While the famous lore of Dracula remains strong there is so much more to Romania to discover. Located in the southeastern half of Central Europe and bordered by Hungary, Serbia, Bulgaria, Ukraine, the Republic of Moldova and the Black Sea, Romania’s history is long and dramatic. The Romania we know today – which includes about 20 million people and spans the size of Oregon – derives from a complicated past beginning with the Dacians in 650 BC who lived in the area known as Transylvania. This mountainous country (over a third of Romania is covered in mountains) has witnessed the waves of migration from the Middle Ages to the sometimes violent expansion of the Ottoman Empire to the first formal formation of modern Romania in 1859. With two World Wars, the industrialization and hardship of the Communist era and the 1989 Revolution which would bring communism to its final end, Romania has certainly experienced her share of drama. Today, she remains a peaceful, relatively homogenous country roughly the size of Oregon, awash in culture, history and promise for the future. Quite frankly, Romania is one of the most fascinating places I have ever visited in Europe. There is simply no place quite like it.
Since I just arrived home after a whirlwind tour of Romania, I will leave you with a few pictures to stir your curiosity. The photos below were all taken in the beautiful medieval city of Brasov where we spent most of our time, and I also included a few of the city’s capital Bucharest and the scenic drive through the Transfagarasan which we followed for a nine-hour winding tour through the mountains of Romania on our last day.

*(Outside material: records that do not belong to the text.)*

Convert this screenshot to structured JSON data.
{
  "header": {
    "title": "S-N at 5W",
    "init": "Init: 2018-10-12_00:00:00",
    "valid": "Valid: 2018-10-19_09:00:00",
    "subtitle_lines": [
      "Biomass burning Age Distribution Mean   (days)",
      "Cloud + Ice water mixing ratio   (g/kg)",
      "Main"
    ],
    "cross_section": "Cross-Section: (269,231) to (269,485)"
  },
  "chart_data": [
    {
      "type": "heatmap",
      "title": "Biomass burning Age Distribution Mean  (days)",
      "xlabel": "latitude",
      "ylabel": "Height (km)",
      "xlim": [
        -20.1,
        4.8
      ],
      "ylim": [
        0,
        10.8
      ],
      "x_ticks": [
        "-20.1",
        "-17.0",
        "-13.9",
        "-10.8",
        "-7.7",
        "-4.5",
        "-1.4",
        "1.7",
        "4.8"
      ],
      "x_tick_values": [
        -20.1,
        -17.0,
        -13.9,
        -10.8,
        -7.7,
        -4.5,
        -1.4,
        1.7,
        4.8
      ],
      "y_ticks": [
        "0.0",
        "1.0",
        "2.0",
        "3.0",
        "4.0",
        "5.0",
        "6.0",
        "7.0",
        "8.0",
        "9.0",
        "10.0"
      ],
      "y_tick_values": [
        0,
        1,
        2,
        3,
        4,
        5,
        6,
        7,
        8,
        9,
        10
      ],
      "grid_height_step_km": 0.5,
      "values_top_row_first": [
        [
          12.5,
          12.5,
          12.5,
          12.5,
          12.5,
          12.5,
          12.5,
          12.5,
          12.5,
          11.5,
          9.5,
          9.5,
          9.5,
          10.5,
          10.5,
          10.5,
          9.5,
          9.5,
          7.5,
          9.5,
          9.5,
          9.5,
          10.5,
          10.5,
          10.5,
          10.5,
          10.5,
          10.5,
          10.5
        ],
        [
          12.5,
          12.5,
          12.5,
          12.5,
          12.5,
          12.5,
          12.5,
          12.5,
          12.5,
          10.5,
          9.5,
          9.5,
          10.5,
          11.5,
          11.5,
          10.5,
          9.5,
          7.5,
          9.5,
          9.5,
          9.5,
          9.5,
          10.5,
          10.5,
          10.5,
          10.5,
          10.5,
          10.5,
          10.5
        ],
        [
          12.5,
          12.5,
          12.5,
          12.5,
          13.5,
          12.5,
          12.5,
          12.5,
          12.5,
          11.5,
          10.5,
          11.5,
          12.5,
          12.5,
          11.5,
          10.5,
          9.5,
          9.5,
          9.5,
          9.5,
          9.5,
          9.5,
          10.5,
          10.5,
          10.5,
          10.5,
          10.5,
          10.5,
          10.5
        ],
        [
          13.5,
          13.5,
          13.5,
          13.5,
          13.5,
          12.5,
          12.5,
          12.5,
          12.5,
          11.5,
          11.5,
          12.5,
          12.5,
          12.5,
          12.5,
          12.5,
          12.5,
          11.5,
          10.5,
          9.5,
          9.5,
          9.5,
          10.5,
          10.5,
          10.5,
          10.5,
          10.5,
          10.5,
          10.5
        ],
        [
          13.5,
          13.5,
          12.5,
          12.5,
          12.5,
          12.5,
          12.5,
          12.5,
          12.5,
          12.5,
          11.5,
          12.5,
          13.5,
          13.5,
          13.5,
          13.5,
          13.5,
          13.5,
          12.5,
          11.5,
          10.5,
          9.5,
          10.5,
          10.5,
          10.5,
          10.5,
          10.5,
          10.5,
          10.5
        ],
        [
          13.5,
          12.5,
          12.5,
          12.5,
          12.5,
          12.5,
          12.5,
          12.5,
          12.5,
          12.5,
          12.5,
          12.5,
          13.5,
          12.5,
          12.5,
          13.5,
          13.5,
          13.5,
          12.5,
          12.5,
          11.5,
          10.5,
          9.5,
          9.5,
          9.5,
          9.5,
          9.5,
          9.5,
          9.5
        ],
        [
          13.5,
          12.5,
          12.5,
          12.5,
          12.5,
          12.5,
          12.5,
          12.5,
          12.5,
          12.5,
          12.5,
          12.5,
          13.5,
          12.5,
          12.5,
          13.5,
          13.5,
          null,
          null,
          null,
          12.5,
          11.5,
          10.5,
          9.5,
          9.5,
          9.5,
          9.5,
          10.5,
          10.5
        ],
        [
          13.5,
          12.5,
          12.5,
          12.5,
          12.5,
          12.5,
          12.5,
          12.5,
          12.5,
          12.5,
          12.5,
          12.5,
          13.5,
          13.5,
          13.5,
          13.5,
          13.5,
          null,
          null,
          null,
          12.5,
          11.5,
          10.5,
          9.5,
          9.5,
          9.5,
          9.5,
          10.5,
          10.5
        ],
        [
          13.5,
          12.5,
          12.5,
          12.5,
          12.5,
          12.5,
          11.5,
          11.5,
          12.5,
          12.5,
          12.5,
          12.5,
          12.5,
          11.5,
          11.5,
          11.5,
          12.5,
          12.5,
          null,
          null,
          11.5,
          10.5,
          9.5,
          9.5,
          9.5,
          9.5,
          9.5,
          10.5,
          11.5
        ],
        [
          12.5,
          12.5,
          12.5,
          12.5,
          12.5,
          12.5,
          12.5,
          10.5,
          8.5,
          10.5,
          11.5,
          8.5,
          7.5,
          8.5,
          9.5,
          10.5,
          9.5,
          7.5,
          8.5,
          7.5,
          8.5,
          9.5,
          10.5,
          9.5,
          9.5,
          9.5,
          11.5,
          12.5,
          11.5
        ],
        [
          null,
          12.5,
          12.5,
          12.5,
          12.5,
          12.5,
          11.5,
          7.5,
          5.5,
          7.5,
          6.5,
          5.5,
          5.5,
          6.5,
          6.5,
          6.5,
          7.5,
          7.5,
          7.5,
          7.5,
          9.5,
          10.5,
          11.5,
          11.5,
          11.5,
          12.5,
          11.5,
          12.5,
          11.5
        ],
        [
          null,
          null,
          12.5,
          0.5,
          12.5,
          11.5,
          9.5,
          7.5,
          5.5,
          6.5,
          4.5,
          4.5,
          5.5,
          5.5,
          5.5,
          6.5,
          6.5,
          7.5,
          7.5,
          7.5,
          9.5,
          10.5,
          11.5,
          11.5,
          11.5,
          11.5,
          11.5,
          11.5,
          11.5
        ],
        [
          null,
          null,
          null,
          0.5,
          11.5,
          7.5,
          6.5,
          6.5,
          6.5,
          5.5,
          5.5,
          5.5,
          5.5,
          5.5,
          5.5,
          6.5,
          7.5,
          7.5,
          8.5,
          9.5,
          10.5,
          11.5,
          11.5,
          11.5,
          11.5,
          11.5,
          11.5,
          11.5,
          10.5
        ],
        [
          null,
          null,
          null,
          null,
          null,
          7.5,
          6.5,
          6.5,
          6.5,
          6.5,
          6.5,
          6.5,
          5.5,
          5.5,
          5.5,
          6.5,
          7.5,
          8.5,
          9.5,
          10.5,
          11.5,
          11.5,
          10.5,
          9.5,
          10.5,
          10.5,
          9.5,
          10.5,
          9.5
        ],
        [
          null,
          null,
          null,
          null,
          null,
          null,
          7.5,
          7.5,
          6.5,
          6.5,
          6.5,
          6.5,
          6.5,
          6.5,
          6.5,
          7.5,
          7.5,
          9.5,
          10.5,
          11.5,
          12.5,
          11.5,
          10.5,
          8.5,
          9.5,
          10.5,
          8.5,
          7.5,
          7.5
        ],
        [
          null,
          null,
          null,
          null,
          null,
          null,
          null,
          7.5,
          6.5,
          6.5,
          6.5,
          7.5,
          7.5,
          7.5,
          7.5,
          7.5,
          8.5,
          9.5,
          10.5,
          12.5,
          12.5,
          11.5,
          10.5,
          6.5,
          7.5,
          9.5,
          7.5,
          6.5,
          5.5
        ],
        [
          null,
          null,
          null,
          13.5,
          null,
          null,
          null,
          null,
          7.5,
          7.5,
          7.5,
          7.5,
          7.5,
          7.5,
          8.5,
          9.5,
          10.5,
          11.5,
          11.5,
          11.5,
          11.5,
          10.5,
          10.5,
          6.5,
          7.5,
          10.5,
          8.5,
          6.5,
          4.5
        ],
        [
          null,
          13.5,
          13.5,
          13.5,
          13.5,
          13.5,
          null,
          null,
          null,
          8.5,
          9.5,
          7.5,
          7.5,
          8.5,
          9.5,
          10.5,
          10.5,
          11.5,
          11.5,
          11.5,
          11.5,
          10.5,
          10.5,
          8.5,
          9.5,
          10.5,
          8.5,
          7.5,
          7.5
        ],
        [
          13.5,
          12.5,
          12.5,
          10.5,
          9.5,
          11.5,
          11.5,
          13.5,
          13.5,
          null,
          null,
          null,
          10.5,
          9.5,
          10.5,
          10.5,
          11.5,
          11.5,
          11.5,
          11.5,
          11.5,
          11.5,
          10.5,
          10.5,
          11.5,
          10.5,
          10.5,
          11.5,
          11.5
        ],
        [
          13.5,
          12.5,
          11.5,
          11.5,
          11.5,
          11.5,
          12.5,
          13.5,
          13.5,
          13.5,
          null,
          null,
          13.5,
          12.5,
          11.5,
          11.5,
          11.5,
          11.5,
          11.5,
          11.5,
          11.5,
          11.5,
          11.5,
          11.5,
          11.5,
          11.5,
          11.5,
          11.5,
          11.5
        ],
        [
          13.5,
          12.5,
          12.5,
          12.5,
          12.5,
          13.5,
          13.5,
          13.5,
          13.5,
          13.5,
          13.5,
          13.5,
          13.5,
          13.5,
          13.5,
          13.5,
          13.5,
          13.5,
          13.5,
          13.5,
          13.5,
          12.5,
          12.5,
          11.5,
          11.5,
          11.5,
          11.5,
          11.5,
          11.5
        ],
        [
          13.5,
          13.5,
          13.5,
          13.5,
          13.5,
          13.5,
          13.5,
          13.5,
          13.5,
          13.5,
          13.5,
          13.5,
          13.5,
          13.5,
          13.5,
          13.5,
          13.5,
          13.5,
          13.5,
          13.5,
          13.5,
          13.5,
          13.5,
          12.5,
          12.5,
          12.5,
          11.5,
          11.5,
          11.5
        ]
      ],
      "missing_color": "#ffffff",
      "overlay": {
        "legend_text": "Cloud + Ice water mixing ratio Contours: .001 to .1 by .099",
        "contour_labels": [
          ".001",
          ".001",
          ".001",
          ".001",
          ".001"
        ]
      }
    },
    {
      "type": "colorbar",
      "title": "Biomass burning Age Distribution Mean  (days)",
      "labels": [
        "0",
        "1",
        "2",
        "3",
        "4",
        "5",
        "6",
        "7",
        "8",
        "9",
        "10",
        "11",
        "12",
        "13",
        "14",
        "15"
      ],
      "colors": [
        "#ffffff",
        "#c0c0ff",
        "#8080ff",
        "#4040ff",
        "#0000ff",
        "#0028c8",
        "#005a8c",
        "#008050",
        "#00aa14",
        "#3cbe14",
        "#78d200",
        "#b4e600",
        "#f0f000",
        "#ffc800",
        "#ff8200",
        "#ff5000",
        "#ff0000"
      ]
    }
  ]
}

Brasov is located in the heart of Transylvania, about a three-hour drive south from Bucharest. Founded in the 13th century on ancient Dacian site by the Saxons, this lovely picturesque town is perhaps one of the most beautiful Medieval cities in all of Romania. Surrounded by lush, tree-covered mountains, you can see how Brasov was the perfect place to build a fortified city centuries ago. You can even still see the remaining walls of the city as well as the tower lookout gates, as you discover all the delightful things that Brasov has to offer.
For the best views of Brasov, either hike to the top of Mount Tampa or take the Communist-era cable car up and you will have a bird’s-eye view of the entire city. It is spectacular.
Brasov is quite different from the expansive capital city, Bucharest, which offers an eclectic mix of part Parisian and Gothic charm save the ugly massive Communist elements.
The Transfagarasan Highway
Then there is the amazing drive along the Transfagarasan Highway that cuts and curves through the highest mountains in Romania through its hair-rising, spellbinding twists and turns. Perhaps one of the only great relics of the Communist Era in Romania.